Ivy Government Securities Fund

09.30.20

Market Sector Update

  • The Federal Reserve (Fed) remained a dominant buyer in the U.S. Treasury, U.S. agency mortgage and U.S. corporate bond markets in the third quarter. The Fed’s participation improved market functionality and liquidity. With the Fed’s purchases of corporate credit and credit ETFs, credit spreads witnessed a full credit cycle in basically one quarter. The Fed’s focus on market functionality has led some to believe it might extend the average duration of the quantitative easing program.
  • The Fed’s commitment to keeping rates low has anchored the front end of the yield curve to extremely low levels. The 2-year U.S. Treasury note yielded 15 basis points (bps) at the beginning of the quarter and was slightly lower at 12.9 bps at quarter end. The Fed announced at its September meeting it was going to focus on the employment portion of its dual mandate. There is a willingness to allow inflation to overshoot an average of 2% before triggering a rate hike response. In other words, rate hikes are unlikely for a long time.
  • Spreads on agency mortgage bonds continued to tighten in the quarter across the agency pass through, agency commercial mortgage-backed security (CMBS) and agency collateral mortgage obligations (CMOs) asset classes. The Fed is expected to continue net purchases of $40 billion per month in agency residential mortgage-backed securities. This is most of the expected net mortgage-backed security supply through the end of the year. We believe the Fed’s involvement will continue to be supportive of spreads in the mortgage market.

Portfolio Strategy

  • The Fund underperformed its benchmark for the quarter. We have been focused on purchasing longer duration mortgage-backed securities, primarily agency CMOs with lower premiums and attractive current yield and agency CMBS with solid prepayment protection.
  • The Fund is slightly overweight securitized products relative to the benchmark. We also added agency callable securities as we believe higher yielding securities will outperform in a low volatility rate environment over the next six to twelve months.

Outlook

  • We believe short-term interest rates will stay near zero for the foreseeable future, and that low inflation will keep a lid on long-term rates. Sizable fiscal packages earlier in the year provided much needed income support for sidelined workers and financial support for businesses facing interruptions in demand and cash flows. However, these packages are not fiscal stimulus that will generate sustained stronger growth in our view.
  • The upcoming U.S. election is shaping up to be more interesting than most. Markets will not only have to contend with the usual uncertainty around the outcome, but also the potential uncertainty around the process and the timeliness of the results. The policy differences between the parties are arguably more stark than usual.
  • The September unemployment rate was 7.9%, down from the high of 14.7% in April, but much higher than the 3.5% rate in February. There is still a chance for fiscal stimulus, but the U.S. election may make progress difficult in the near term.
  • We will continue to look for opportunities to enhance returns in the Fund as we maneuver through the uncertainty ahead.

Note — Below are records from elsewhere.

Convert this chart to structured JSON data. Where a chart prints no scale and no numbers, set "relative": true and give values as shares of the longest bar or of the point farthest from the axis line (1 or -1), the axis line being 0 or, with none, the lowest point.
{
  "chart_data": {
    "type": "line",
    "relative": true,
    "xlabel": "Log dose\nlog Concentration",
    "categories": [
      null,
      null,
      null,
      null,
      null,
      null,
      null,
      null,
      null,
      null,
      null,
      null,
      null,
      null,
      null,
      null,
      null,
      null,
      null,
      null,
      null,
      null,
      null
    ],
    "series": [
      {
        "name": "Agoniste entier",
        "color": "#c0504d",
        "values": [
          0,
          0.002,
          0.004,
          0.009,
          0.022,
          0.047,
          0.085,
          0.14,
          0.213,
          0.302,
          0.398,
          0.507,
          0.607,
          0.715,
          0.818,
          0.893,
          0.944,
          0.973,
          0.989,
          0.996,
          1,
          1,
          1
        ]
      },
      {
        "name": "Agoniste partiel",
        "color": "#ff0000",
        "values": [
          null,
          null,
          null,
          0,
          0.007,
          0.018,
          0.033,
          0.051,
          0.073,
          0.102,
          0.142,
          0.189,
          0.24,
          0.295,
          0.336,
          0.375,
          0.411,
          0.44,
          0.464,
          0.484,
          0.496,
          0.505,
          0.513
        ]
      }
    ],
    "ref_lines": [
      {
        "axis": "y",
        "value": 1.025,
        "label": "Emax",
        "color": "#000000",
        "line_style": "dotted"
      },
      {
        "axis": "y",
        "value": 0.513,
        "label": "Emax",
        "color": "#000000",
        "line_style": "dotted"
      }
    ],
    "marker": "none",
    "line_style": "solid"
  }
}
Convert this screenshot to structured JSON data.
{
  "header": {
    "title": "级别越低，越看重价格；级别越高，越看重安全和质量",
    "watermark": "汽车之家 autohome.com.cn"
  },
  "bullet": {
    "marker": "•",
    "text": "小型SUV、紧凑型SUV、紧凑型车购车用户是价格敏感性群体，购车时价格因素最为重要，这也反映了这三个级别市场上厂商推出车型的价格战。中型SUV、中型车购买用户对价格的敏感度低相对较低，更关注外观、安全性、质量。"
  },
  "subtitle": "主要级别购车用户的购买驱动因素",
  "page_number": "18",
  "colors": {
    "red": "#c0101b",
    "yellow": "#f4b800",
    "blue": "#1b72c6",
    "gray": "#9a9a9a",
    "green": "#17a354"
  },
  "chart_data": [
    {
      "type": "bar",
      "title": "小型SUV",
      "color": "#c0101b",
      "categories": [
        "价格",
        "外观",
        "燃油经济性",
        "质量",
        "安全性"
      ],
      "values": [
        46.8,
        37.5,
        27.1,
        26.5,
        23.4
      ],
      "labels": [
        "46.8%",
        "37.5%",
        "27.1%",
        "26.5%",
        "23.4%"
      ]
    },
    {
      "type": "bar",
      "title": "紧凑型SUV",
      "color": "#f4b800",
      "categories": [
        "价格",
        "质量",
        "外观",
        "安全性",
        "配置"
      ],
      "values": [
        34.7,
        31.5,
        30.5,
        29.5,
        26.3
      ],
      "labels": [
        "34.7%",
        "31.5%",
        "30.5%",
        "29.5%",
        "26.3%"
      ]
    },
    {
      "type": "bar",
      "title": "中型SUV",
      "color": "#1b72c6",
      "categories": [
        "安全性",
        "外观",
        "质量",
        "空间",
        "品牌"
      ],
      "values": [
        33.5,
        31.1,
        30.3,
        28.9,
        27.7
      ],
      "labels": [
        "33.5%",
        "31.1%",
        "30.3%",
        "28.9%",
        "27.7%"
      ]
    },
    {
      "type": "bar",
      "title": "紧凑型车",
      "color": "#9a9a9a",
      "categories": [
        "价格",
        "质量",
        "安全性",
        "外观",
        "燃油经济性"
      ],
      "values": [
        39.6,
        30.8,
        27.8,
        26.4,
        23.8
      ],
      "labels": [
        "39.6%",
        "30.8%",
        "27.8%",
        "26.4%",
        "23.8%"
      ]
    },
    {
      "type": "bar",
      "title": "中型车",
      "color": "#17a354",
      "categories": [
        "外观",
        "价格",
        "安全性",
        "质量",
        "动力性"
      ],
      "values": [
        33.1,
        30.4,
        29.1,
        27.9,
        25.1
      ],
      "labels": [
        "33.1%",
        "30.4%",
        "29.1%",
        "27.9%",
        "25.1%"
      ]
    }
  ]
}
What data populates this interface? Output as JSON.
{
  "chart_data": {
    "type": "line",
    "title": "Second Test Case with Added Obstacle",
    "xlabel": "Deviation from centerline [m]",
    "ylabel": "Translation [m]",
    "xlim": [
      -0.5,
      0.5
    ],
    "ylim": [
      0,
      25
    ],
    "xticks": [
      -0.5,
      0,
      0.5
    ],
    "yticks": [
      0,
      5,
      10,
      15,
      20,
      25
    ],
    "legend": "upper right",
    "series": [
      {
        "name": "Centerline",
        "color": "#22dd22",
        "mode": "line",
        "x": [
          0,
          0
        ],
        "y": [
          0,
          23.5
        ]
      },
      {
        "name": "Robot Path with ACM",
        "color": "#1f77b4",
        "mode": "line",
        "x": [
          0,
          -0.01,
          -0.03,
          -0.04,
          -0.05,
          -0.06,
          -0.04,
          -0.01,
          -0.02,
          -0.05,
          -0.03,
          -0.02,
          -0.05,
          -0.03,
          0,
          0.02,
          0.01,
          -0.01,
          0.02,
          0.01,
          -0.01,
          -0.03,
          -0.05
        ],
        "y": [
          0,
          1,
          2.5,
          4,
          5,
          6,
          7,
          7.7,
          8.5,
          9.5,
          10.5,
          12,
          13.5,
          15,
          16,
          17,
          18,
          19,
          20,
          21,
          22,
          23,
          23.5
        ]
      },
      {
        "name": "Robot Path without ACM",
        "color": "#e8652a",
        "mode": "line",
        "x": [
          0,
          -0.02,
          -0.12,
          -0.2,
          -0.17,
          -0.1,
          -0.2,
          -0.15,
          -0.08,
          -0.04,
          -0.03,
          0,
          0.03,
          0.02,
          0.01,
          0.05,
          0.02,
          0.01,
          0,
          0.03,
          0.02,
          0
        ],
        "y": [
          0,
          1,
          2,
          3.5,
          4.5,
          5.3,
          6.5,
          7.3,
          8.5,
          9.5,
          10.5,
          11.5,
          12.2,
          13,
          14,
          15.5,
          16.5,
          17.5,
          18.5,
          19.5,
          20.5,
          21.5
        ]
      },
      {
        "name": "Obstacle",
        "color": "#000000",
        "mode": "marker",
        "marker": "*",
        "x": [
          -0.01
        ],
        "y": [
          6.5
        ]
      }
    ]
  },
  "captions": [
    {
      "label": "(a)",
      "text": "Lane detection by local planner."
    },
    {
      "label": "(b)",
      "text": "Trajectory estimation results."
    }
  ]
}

The opinions expressed are those of the Fund’s managers and are not meant as investment advice or to predict or project the future performance of any investment product. The opinions are current through Sept. 30, 2020, are subject to change at any time based on market and other current conditions, and no forecasts can be guaranteed. This commentary is being provided as a general source of information and is not intended as a recommendation to purchase, sell, or hold any specific security or to engage in any investment strategy. Investment decisions should always be made based on an investor’s specific objectives, financial needs, risk tolerance and time horizon. Past performance is not a guarantee of future results.

The impact of COVID-19, and other infectious illness outbreaks that may arise in the future, could adversely affect the economies of many nations or the entire global economy, individual issuers and capital markets in ways that cannot necessarily be foreseen. In addition, the impact of infectious illnesses in emerging market countries may be greater due to generally less established healthcare systems. Public health crises caused by the COVID-19 outbreak may exacerbate other pre-existing political, social and economic risks in certain countries or globally. The duration of the COVID-19 outbreak and its effects cannot be determined with certainty.

All information is based on Class I shares.

Risk factors: The value of the Fund's shares will change, and you could lose money on your investment. An investment in the Fund is not a bank deposit and is not insured or guaranteed by the Federal Deposit Insurance Corporation or any other government agency. Fixed income securities are subject to interest rate risk and, as such, the net asset value of the fund may fall as interest rates rise. Investing in below investment grade securities may carry a greater risk of nonpayment of interest or principal than higher-rated bonds. These and other risks are more fully described in the Fund's prospectus. Not all funds or fund classes may be offered at all broker/ dealers.